Our method could help to detect rapid case increases in regions where government testing provision is lower. Self-reported data from mobile applications can provide an agile resource to inform policy makers during a quickly moving pandemic, serving as a complementary resource to more traditional instruments for disease surveillance.
Zoe Global, UK Government Department of Health and Social Care, Wellcome Trust, UK Engineering and Physical Sciences Research Council, UK National Institute for Health Research, UK Medical Research Council and British Heart Foundation, Alzheimer's Society, Chronic Disease Research Foundation.

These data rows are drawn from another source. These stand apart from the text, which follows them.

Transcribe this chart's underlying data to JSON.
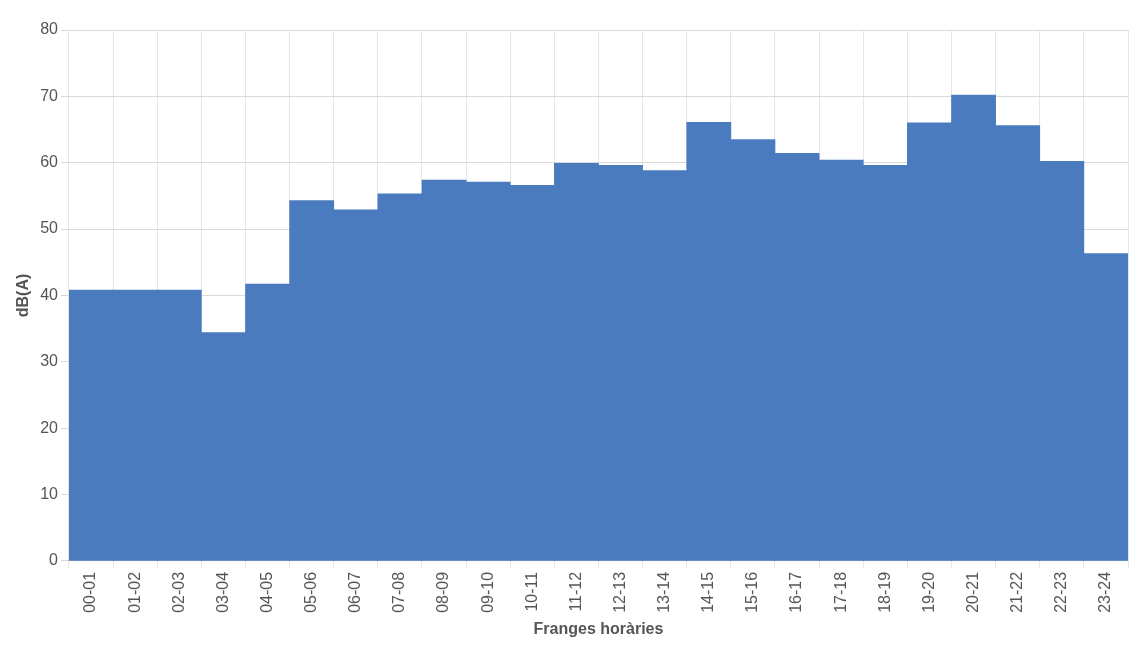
{
  "chart_data": {
    "type": "bar",
    "xlabel": "Franges horàries",
    "ylabel": "dB(A)",
    "categories": [
      "00-01",
      "01-02",
      "02-03",
      "03-04",
      "04-05",
      "05-06",
      "06-07",
      "07-08",
      "08-09",
      "09-10",
      "10-11",
      "11-12",
      "12-13",
      "13-14",
      "14-15",
      "15-16",
      "16-17",
      "17-18",
      "18-19",
      "19-20",
      "20-21",
      "21-22",
      "22-23",
      "23-24"
    ],
    "values": [
      40.8,
      40.8,
      40.8,
      34.4,
      41.7,
      54.3,
      52.9,
      55.3,
      57.4,
      57.1,
      56.6,
      59.9,
      59.6,
      58.8,
      66.1,
      63.5,
      61.4,
      60.4,
      59.6,
      66.0,
      70.2,
      65.6,
      60.2,
      46.3
    ],
    "color": "#4a7bbf",
    "ylim": [
      0,
      80
    ],
    "yticks": [
      0,
      10,
      20,
      30,
      40,
      50,
      60,
      70,
      80
    ],
    "grid": true
  }
}
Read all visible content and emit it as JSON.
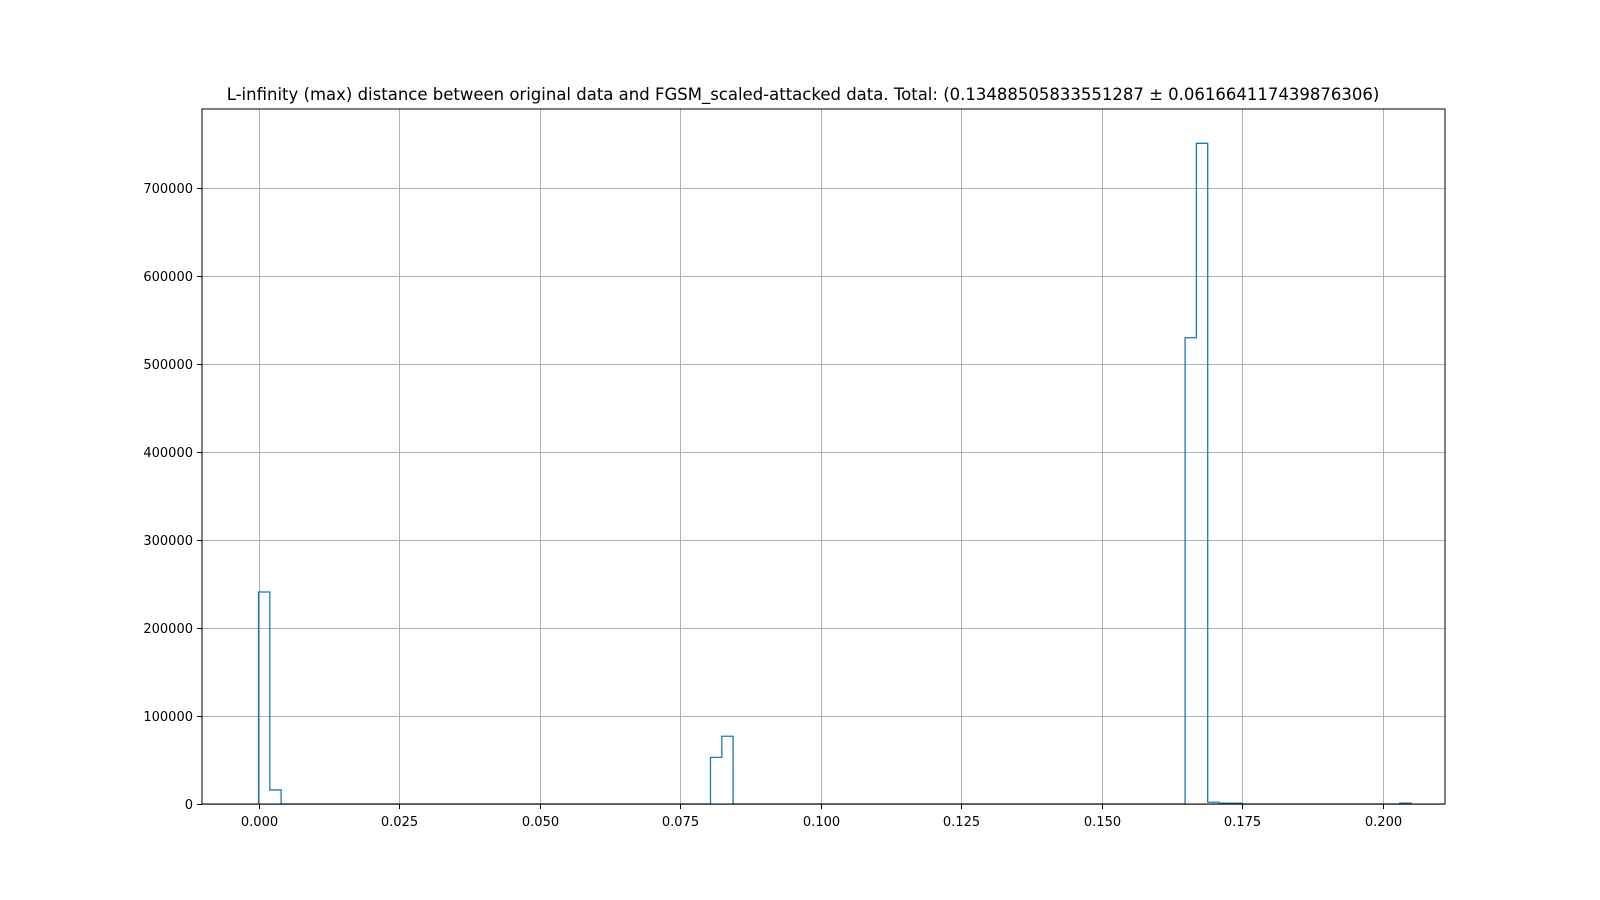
{
  "chart_data": {
    "type": "bar",
    "histtype": "step",
    "title": "L-infinity (max) distance between original data and FGSM_scaled-attacked data. Total: (0.13488505833551287 ± 0.061664117439876306)",
    "xlabel": "",
    "ylabel": "",
    "xlim": [
      -0.01005,
      0.21105
    ],
    "ylim": [
      0,
      790000
    ],
    "xticks": [
      0.0,
      0.025,
      0.05,
      0.075,
      0.1,
      0.125,
      0.15,
      0.175,
      0.2
    ],
    "xtick_labels": [
      "0.000",
      "0.025",
      "0.050",
      "0.075",
      "0.100",
      "0.125",
      "0.150",
      "0.175",
      "0.200"
    ],
    "yticks": [
      0,
      100000,
      200000,
      300000,
      400000,
      500000,
      600000,
      700000
    ],
    "ytick_labels": [
      "0",
      "100000",
      "200000",
      "300000",
      "400000",
      "500000",
      "600000",
      "700000"
    ],
    "grid": true,
    "line_color": "#1f77b4",
    "bin_start": 0.0,
    "bin_width": 0.00201,
    "counts": [
      241000,
      16000,
      0,
      0,
      0,
      0,
      0,
      0,
      0,
      0,
      0,
      0,
      0,
      0,
      0,
      0,
      0,
      0,
      0,
      0,
      0,
      0,
      0,
      0,
      0,
      0,
      0,
      0,
      0,
      0,
      0,
      0,
      0,
      0,
      0,
      0,
      0,
      0,
      0,
      0,
      53000,
      77000,
      0,
      0,
      0,
      0,
      0,
      0,
      0,
      0,
      0,
      0,
      0,
      0,
      0,
      0,
      0,
      0,
      0,
      0,
      0,
      0,
      0,
      0,
      0,
      0,
      0,
      0,
      0,
      0,
      0,
      0,
      0,
      0,
      0,
      0,
      0,
      0,
      0,
      0,
      0,
      0,
      530000,
      751000,
      2000,
      1000,
      1000,
      0,
      0,
      0,
      0,
      0,
      0,
      0,
      0,
      0,
      0,
      0,
      0,
      0,
      0,
      1000
    ]
  }
}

许多国家试图在不重新实施国家限制的情况下减缓 COVID-19 的传播,因此有必要在地方层面上跟踪疾病,以确定需要针对性干预的地区。
在这项前瞻性观察研究中,我们对 2020 年 3 月 24 日至 9 月 29 日期间在英格兰使用 COVID 症状研究应用程序的用户的纵向、自我报告数据进行建模。从 4 月 28 日开始,在英格兰,卫生和社会保障部向至少在 9 天内自我报告健康状况且随后报告任何症状的应用程序用户分配 COVID-19 的 RT-PCR 检测。我们使用应用程序中报告的邀请拭子(RT-PCR)检测来计算 COVID-19 的发病率,并使用基于症状的方法(使用逻辑回归)和基于症状和拭子检测结果的方法来估计患病率。我们使用发病率来估计有效繁殖数 R(t),通过泊松过程建模系统,并使用马尔可夫链蒙特卡罗方法。我们使用了三个数据集来验证我们的模型:国家统计局(ONS)社区感染调查、实时社区传播评估(REACT-1)研究和英国政府检测数据。我们使用地理上细粒度的估计值来突出显示病例数量迅速增加或热点地区。
从 2020 年 3 月 24 日至 9 月 29 日,共有 2873726 名居住在英格兰的用户注册使用该应用程序,其中 2842732 名(98.9%)提供了有效的年龄信息和每日评估。这些用户总共提供了 120192306 次症状每日报告,并记录了 169682 次受邀拭子检测的结果。在全国范围内,我们对发病率和患病率的估计与 ONS 和 REACT-1 研究报告的变化具有相似的敏感性。在 2020 年 9 月 28 日,我们估计英格兰的每日病例数为 15841 例(95%CI 14023-17885),患病率为 0.53%(0.45-0.60),R(t)为 1.17(1.15-1.19)。在地理上细粒度的层面上,在 2020 年 9 月 28 日,我们根据政府检测数据检测到了 15 个(75%)发病率最高的 20 个地区。
我们的方法可以帮助检测到政府检测提供较低地区的病例快速增加。来自移动应用程序的自我报告数据可以为政策制定者在快速发展的大流行期间提供一个灵活的资源,作为疾病监测更传统工具的补充资源。
Zoe Global、英国卫生和社会保障部、惠康信托基金、英国工程和物理科学研究理事会、英国国家健康研究所、英国医学研究理事会和英国心脏基金会、阿尔茨海默病协会、慢性疾病研究基金会。